Frage 175:
Im Evangelium steht: „Du sollst deinem Bruder 77-mal 7-mal vergeben.“ Wäre das nicht eine Ermutigung für ihn weiter gegen mich zu sündigen?
Antwort:
Die Frage bezieht sich auf folgenden Text im Evangelium nach Matthäus:
„Da trat Petrus zu ihm [d.h. Jesus] und fragte: Herr, wie oft muss ich meinem Bruder vergeben, wenn er sich gegen mich versündigt? Siebenmal? Jesu sagte zu ihm: Nicht siebenmal, sondern siebenundsiebzigmal. (Mt 18,21f.)
„Erst wo der Wille zur Abkehr von der Sünde auch den Willen zur Besserung einschließt, liegt eine wirkliche Bekehrung vor. Wo sich ein Mensch einem anderen gegenüber schuldig gemacht und Schaden angerichtet hat, kann dieser nicht allein durch Reue aus der Welt geschafft werden. Vielmehr muss der Schaden nach Möglichkeit wieder gut gemacht werden. Soweit eine materielle Schädigung vorliegt, ist die Wiedergutmachung vor allem durch Schadenersatz zu leisten.
Durch das Unrecht ist aber immer auch die Person des anderen betroffen, denn durch die Sünde ist die Liebe verletzt worden. Diese kann nur wiederhergestellt werden durch Liebeswerke, durch Bitte um Vergebung und durch Bemühen um Versöhnung. Andernfalls würde das Unrecht, selbst wenn es bereut wird, weiter bestehen und die Liebe erschweren oder unmöglich machen.
Die Vergebung kann allerdings nur dann ihren vollen Sinn erreichen und zur Versöhnung führen, wenn Reue und Bitte um Vergebung vorausgehen (vg. Lk 17,4). Jemandem vergeben, der sein Unrecht nicht bereut, bewirkt nicht Versöhnung, sondern ist eher geeignet, den anderen in seinem Unrecht zu bestätigen und ihn zu neuem Unrecht zu veranlassen. Dennoch soll der, dem Unrecht geschehen ist, nicht abwarten, bis ihn er andere zur Vergebung bittet, sondern er soll seinerseits zeigen, dass er zur Versöhnung bereit ist.

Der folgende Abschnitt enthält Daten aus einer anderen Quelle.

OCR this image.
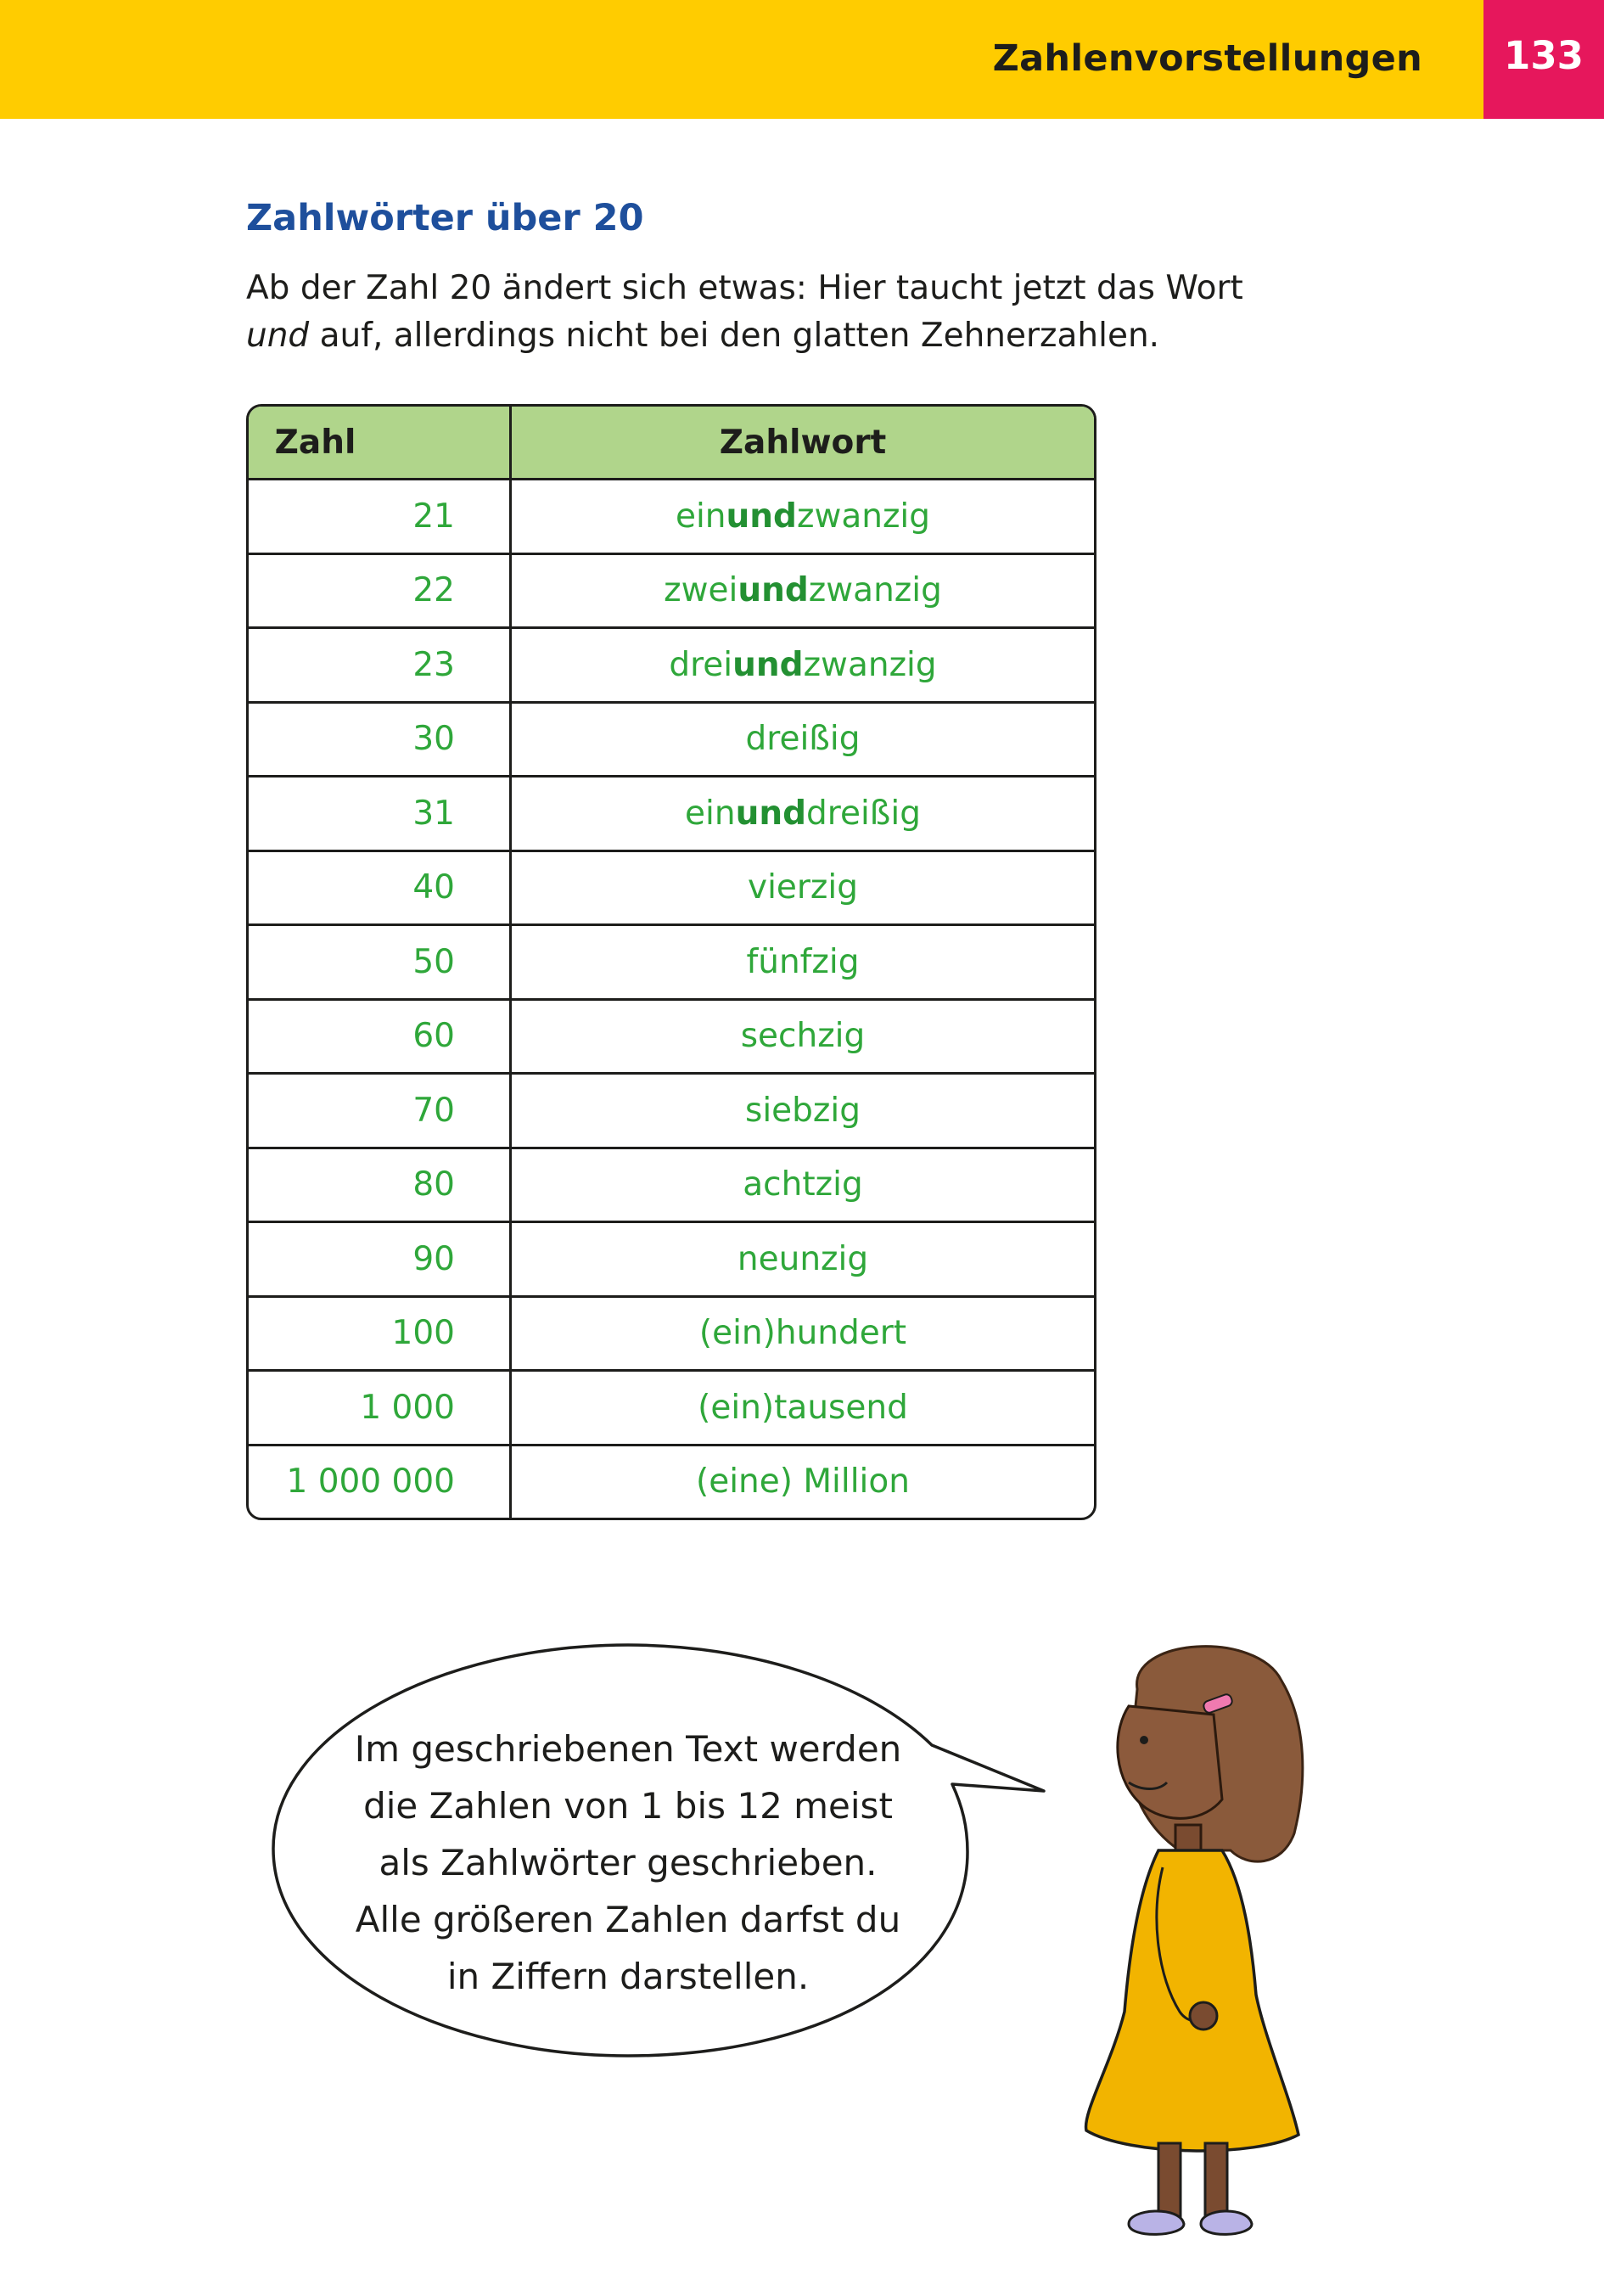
Zahlenvorstellungen	133
Zahlwörter über 20

Ab der Zahl 20 ändert sich etwas: Hier taucht jetzt das Wort
und auf, allerdings nicht bei den glatten Zehnerzahlen.

Zahl	Zahlwort
21	ein und zwanzig
22	zwei und zwanzig
23	drei und zwanzig
30	dreißig
31	ein und dreißig
40	vierzig
50	fünfzig
60	sechzig
70	siebzig
80	achtzig
90	neunzig
100	(ein)hundert
1 000	(ein)tausend
1 000 000	(eine) Million

Im geschriebenen Text werden

die Zahlen von 1 bis 12 meist

als Zahlwörter geschrieben.

Alle größeren Zahlen darfst du

in Ziffern darstellen.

Vergebung und Versöhnung unter den Menschen sind für das menschliche Miteinander unabdingbar. Die Sünde ist aber mehr als eine Verletzung zwischen menschlichen Beziehungen. Sie betrifft immer Gott selbst. Deshalb kann sie auch nur getilgt werden durch die Vergebung Gottes und seine Versöhnung mit den Menschen. Menschen dürfen und sollen einander sagen: “Ich verzeihe dir, ich vergebe dir deine Schuld!“ Aber letztlich spricht das Wort der Verzeihung und der Vergebung der Schuld nur Gott (vgl. Mk 2,7). Gottes Vergebung bewirkt nicht, dass unsere Tat ungeschehen gemacht, vergessen oder für halb so schlimm erklärt wird. Vielmehr tilgt Gott unsere Schuld, indem er sich trotz unserer bösen Tat uns zuwendet, uns mit seiner vergebenden Liebe umwandelt und uns zu Menschen macht, die mit ihm versöhnt sind.“ (Katholischer Erwachsenen-Katechismus II, Leben aus dem Glauben, S. 89f.)